The awareness group sees more women in executive positions needed to better represent women’s hockey and have the possibility of bringing in inputs. Other ideas are a promo video to present a good image of hockey and women’s hockey, celebrities to promote women’s hockey and promotion of women’s hockey in men’s hockey events.

The group discussing about domestic competition sees an urgent need for more players to allow more competition and more divisions appropriate for the different level of talent and ambitions of female players. It was also recommended that women’s hockey clubs should play boys’ teams during international breaks when their best players are away.

In the officiating area one recommendation was an exchange program to give game officials a six-month opportunity to call games in a bigger league.
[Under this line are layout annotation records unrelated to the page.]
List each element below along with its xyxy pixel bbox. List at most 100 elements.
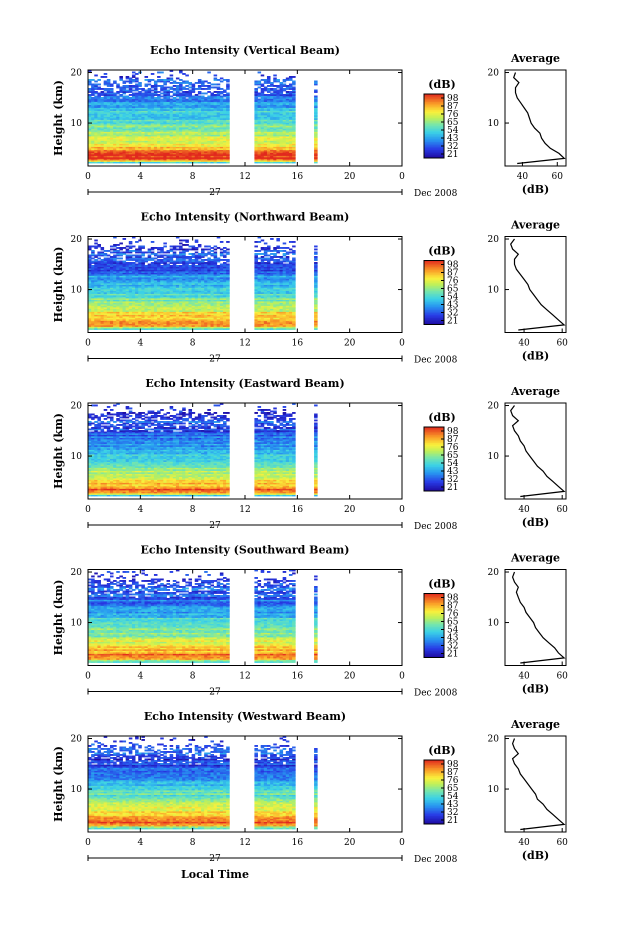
heatmap-cell <box>207 91 211 93</box>
heatmap-cell <box>163 252 167 254</box>
heatmap-cell <box>167 78 171 80</box>
heatmap-cell <box>123 238 127 240</box>
heatmap-cell <box>129 94 133 96</box>
heatmap-cell <box>261 88 265 90</box>
heatmap-cell <box>132 246 136 248</box>
heatmap-cell <box>104 258 108 260</box>
heatmap-cell <box>264 79 268 81</box>
heatmap-cell <box>179 252 183 254</box>
heatmap-cell <box>116 96 120 98</box>
heatmap-cell <box>258 81 262 83</box>
heatmap-cell <box>123 261 127 263</box>
heatmap-cell <box>126 76 130 78</box>
heatmap-cell <box>207 85 211 87</box>
heatmap-cell <box>126 90 130 92</box>
heatmap-cell <box>135 73 139 75</box>
heatmap-cell <box>195 88 199 90</box>
heatmap-cell <box>97 79 101 81</box>
heatmap-cell <box>185 85 189 87</box>
heatmap-cell <box>273 88 277 90</box>
heatmap-cell <box>129 246 133 248</box>
heatmap-cell <box>154 258 158 260</box>
heatmap-cell <box>170 265 174 267</box>
heatmap-cell <box>280 82 284 84</box>
heatmap-cell <box>94 243 98 245</box>
heatmap-cell <box>97 87 101 89</box>
heatmap-cell <box>157 94 161 96</box>
heatmap-cell <box>157 255 161 257</box>
heatmap-cell <box>176 255 180 257</box>
heatmap-cell <box>126 246 130 248</box>
heatmap-cell <box>116 244 120 246</box>
heatmap-cell <box>170 82 174 84</box>
heatmap-cell <box>267 88 271 90</box>
heatmap-cell <box>141 93 145 95</box>
heatmap-cell <box>185 75 189 77</box>
heatmap-cell <box>132 85 136 87</box>
heatmap-cell <box>176 82 180 84</box>
heatmap-cell <box>94 259 98 261</box>
heatmap-cell <box>110 256 114 258</box>
heatmap-cell <box>276 79 280 81</box>
heatmap-cell <box>107 255 111 257</box>
date-day-label: 27 <box>209 188 221 198</box>
heatmap-cell <box>261 75 265 77</box>
heatmap-cell <box>192 253 196 255</box>
heatmap-cell <box>292 81 296 83</box>
heatmap-cell <box>314 90 318 92</box>
heatmap-cell <box>141 252 145 254</box>
heatmap-cell <box>116 250 120 252</box>
heatmap-cell <box>91 84 95 86</box>
heatmap-cell <box>223 90 227 92</box>
heatmap-cell <box>185 240 189 242</box>
heatmap-cells <box>88 237 318 330</box>
heatmap-cell <box>157 85 161 87</box>
heatmap-cell <box>160 85 164 87</box>
heatmap-cell <box>214 78 218 80</box>
heatmap-cell <box>217 84 221 86</box>
heatmap-cell <box>185 88 189 90</box>
heatmap-cell <box>141 88 145 90</box>
heatmap-cell <box>283 88 287 90</box>
heatmap-cell <box>97 244 101 246</box>
heatmap-cell <box>188 253 192 255</box>
heatmap-cell <box>116 261 120 263</box>
colorbar-unit: (dB) <box>428 78 455 91</box>
heatmap-cell <box>94 240 98 242</box>
heatmap-cell <box>254 81 258 83</box>
heatmap-cell <box>163 87 167 89</box>
heatmap-cell <box>97 258 101 260</box>
heatmap-cell <box>88 88 92 90</box>
heatmap-cell <box>207 72 211 74</box>
heatmap-cell <box>107 88 111 90</box>
heatmap-cell <box>148 79 152 81</box>
heatmap-cell <box>119 252 123 254</box>
heatmap-cell <box>182 240 186 242</box>
heatmap-cell <box>173 246 177 248</box>
heatmap-cell <box>273 75 277 77</box>
heatmap-cell <box>119 261 123 263</box>
heatmap-cell <box>104 73 108 75</box>
heatmap-cell <box>119 243 123 245</box>
heatmap-cell <box>160 93 164 95</box>
heatmap-cell <box>126 249 130 251</box>
heatmap-cell <box>182 81 186 83</box>
heatmap-cell <box>132 72 136 74</box>
heatmap-cell <box>123 96 127 98</box>
heatmap-cell <box>138 88 142 90</box>
heatmap-cell <box>188 249 192 251</box>
heatmap-cell <box>154 261 158 263</box>
heatmap-cell <box>226 84 230 86</box>
heatmap-cell <box>132 250 136 252</box>
x-tick-label: 20 <box>344 172 356 182</box>
heatmap-cell <box>160 255 164 257</box>
heatmap-cell <box>126 262 130 264</box>
heatmap-cell <box>261 84 265 86</box>
heatmap-cell <box>214 75 218 77</box>
heatmap-cell <box>91 79 95 81</box>
heatmap-cell <box>195 94 199 96</box>
heatmap-cell <box>258 99 262 101</box>
heatmap-cell <box>173 93 177 95</box>
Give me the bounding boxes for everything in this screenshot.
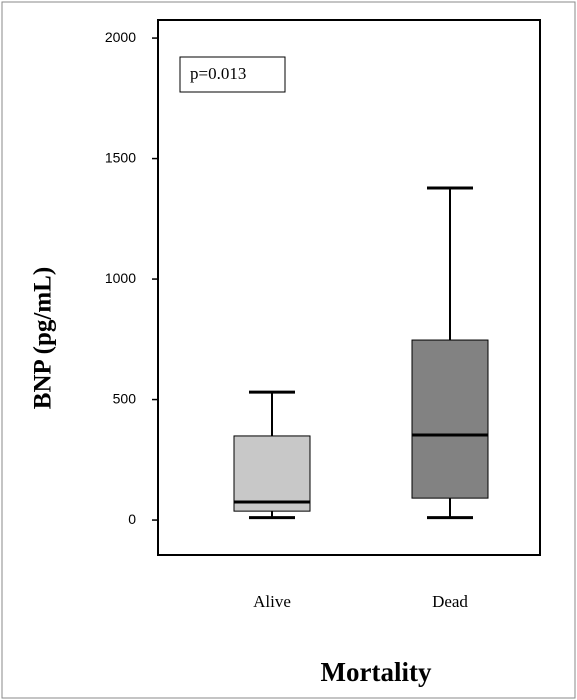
box xyxy=(233,435,311,512)
x-tick-label: Alive xyxy=(253,592,291,611)
y-tick-label: 1000 xyxy=(105,270,136,286)
plot-frame xyxy=(157,19,541,556)
annotation: p=0.013 xyxy=(190,64,246,83)
y-tick-label: 500 xyxy=(113,390,137,406)
y-axis-label: BNP (pg/mL) xyxy=(30,267,57,409)
x-tick-label: Dead xyxy=(432,592,468,611)
y-tick-label: 2000 xyxy=(105,29,136,45)
y-tick-label: 1500 xyxy=(105,149,136,165)
y-tick-label: 0 xyxy=(128,511,136,527)
annotation-box xyxy=(179,56,286,93)
box xyxy=(411,339,489,499)
x-axis-label: Mortality xyxy=(321,657,432,687)
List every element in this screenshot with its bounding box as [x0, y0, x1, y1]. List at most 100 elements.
The participants also discussed about the format of IIHF championships and hope that thanks to the growth of women’s hockey and decreasing discrepancies between the divisions the number of teams could be extended from eight to ten teams as of 2019 for the IIHF Ice Hockey Women’s World Championship and if it works well also for the Olympic women’s ice hockey tournament. A ten-team tournament format already exists on the men’s side for the IIHF World Junior Championship and the IIHF Ice Hockey U18 World Championship that would require more competition days than the eight-team format.

One other idea was to create a new competition where Canada and the United States would face a Team Scandinavia (Denmark, Finland, Norway, Sweden) and a Team Europe (other European countries). A Czech proposal suggests extending the Euro Hockey Tour with invitational tournaments organized by Finland, Germany, Russia and Sweden to a new format that allows more nations to participate.

These and other suggestions will now be reviewed by the IIHF Women’s Committee for future consideration.